Bonifazi (Iv): "Calenda ha distrutto un capitale politico straordinario"
Dopo Enrico Costa, anche Mariastella Gelmini, Mara Carfagna e Giusy Versace lasciano Azione. La decisione era nell’aria da giorni, ma il passaggio, tra gli altri, della portavoce e della presidente del partito di Carlo Calenda al gruppo Misto – almeno per ora – fa rumore. “Il mio percorso in Azione si conclude oggi. Ho avuto con Carlo Calenda un confronto sereno e leale e per quanto mi riguarda la stima e la gratitudine nei suoi confronti restano immutati, ma le scelte politiche del movimento a cui ho aderito con entusiasmo due anni fa vanno in una direzione che non posso condividere perché significativamente diversa da quella originaria. Il mio disagio di questi mesi è noto e la decisione di entrare nel campo largo in un’alleanza che comprende il Movimento 5 Stelle e la sinistra di Bonelli e Fratoianni nelle tre regioni che andranno al voto in autunno, mi costringe a prendere atto con rammarico che non posso rimanere“, dice Gelmini. “Non provengo dalla sinistra e non intendo aderirvi adesso: ero e resto una moderata popolare e continuerò con linearità le medesime battaglie”, aggiunge.
La nota di Azione: “Grave e incoerente passare dall’opposizione alla maggioranza a metà legislatura”
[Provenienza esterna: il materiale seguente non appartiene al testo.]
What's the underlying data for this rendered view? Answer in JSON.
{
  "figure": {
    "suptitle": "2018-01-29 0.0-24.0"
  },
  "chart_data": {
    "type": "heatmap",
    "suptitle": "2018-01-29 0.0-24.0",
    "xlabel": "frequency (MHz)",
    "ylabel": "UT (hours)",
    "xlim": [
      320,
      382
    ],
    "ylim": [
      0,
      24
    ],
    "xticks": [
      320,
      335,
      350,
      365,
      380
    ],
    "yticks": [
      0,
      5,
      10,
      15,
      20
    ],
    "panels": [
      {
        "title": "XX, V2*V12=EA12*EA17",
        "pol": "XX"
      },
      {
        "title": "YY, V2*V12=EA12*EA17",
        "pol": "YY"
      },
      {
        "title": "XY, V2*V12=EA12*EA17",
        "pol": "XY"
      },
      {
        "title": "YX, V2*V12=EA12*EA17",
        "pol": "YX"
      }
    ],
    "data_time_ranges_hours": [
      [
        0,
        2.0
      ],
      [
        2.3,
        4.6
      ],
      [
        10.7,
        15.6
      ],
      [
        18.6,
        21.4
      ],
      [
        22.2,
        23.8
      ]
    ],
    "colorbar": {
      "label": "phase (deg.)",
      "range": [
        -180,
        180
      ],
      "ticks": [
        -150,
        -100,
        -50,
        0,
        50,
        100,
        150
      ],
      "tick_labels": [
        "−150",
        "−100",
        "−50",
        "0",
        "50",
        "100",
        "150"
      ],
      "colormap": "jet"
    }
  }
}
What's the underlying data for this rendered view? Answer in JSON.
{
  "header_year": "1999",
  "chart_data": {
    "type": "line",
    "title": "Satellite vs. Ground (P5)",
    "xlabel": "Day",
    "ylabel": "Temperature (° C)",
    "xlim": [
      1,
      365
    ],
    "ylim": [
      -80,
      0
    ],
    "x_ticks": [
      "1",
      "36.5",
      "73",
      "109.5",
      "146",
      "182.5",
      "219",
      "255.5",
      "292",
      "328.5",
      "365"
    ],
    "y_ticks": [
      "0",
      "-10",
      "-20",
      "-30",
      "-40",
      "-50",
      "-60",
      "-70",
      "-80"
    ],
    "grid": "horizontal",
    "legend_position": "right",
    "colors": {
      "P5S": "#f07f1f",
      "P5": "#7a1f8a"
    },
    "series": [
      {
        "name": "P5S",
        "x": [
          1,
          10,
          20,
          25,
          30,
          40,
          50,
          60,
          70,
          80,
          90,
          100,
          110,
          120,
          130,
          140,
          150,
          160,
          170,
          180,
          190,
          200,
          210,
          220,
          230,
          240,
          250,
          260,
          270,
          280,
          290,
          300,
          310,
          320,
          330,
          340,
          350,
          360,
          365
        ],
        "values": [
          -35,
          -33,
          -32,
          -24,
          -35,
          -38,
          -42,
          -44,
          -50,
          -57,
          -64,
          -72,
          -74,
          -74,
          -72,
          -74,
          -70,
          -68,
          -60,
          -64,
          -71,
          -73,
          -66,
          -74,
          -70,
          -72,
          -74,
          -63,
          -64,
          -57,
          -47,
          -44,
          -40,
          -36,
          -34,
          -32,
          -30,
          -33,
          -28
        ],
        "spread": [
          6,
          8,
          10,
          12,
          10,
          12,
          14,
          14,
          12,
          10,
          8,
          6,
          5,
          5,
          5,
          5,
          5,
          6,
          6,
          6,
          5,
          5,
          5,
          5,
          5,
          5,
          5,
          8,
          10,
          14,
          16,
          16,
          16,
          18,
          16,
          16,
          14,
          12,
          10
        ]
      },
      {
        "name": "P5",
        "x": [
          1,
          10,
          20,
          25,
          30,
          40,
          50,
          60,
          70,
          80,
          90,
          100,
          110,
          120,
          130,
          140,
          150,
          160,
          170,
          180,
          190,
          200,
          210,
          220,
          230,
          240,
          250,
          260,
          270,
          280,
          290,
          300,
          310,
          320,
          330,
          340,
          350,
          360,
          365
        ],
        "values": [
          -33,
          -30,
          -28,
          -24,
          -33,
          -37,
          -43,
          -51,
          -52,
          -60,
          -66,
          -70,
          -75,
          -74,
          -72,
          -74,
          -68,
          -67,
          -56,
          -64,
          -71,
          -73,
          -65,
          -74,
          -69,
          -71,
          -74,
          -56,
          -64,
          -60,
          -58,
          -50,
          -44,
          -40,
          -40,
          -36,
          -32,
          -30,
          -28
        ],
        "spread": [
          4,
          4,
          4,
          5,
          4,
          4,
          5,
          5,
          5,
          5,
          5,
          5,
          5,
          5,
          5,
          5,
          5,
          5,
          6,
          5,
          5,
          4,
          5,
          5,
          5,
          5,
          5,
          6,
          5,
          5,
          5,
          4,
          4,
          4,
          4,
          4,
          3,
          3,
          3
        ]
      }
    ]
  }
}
A pesare soprattutto la scelta fatta dal partito di Carlo Calenda in Liguria, dove Azione sosterrà Andrea Orlando e non l’attuale sindaco di Genova Marco Bucci. In Transatlantico si rincorrono le voci – non confermate – di un possibile approdo della senatrice a Noi moderati, mentre le opposizioni guardano a quello che Gelmini, già da domani, farà in Vigilanza Rai, dove era l’unica parlamentare di Azione. “Apprendo da una nota di agenzia di aver lasciato Azione. È una decisione che stavo maturando ma che sentivo il dovere di rendere pubblica in modi più seri e meno estemporanei”, polemizza Carfagna. “Già nell’ultima riunione di gruppo avevo manifestato apertamente il mio dissenso per l’apertura di un dialogo ‘esclusivo’ con la sinistra“, precisa e anche Giusy Versace strappa perché, spiega, “il campo largo non può essere la mia casa”. “Rispettiamo le scelte personali ma riteniamo grave e incoerente passare dall’opposizione alla maggioranza a metà legislatura contravvenendo così al mandato degli elettori – il lapidario commento di Azione in una nota – Una pratica che contribuisce ad allontanare i cittadini dalla politica. Azione rimarrà invece dove i cittadini l’hanno messa: al centro e all’opposizione del Governo e continuerà a lavorare per costruire un’alternativa ad un bipolarismo fallimentare”. Dal quartier generale di Calenda provano a vedere il bicchiere mezzo pieno: “Giornata di chiarezza. Erano due mesi che uscivano retroscena non smentiti e che negoziavano con tutto il centro destra in parallelo. Il partito non ne poteva più“, la linea. Puntuale arriva però il sarcasmo dei renziani. “La disegregAzione di Azione – dal consiglio comunale di Roma al Senato – è la dimostrazione di come Carlo Calenda abbia distrutto un capitale politico straordinario non per cattiveria ma per totale, incredibile, evidente incapacità politica – scrive su X Francesco Bonifazi, deputato di Italia Viva – Calenda è un tecnico: può fare il capo di gabinetto, non il capo politico”.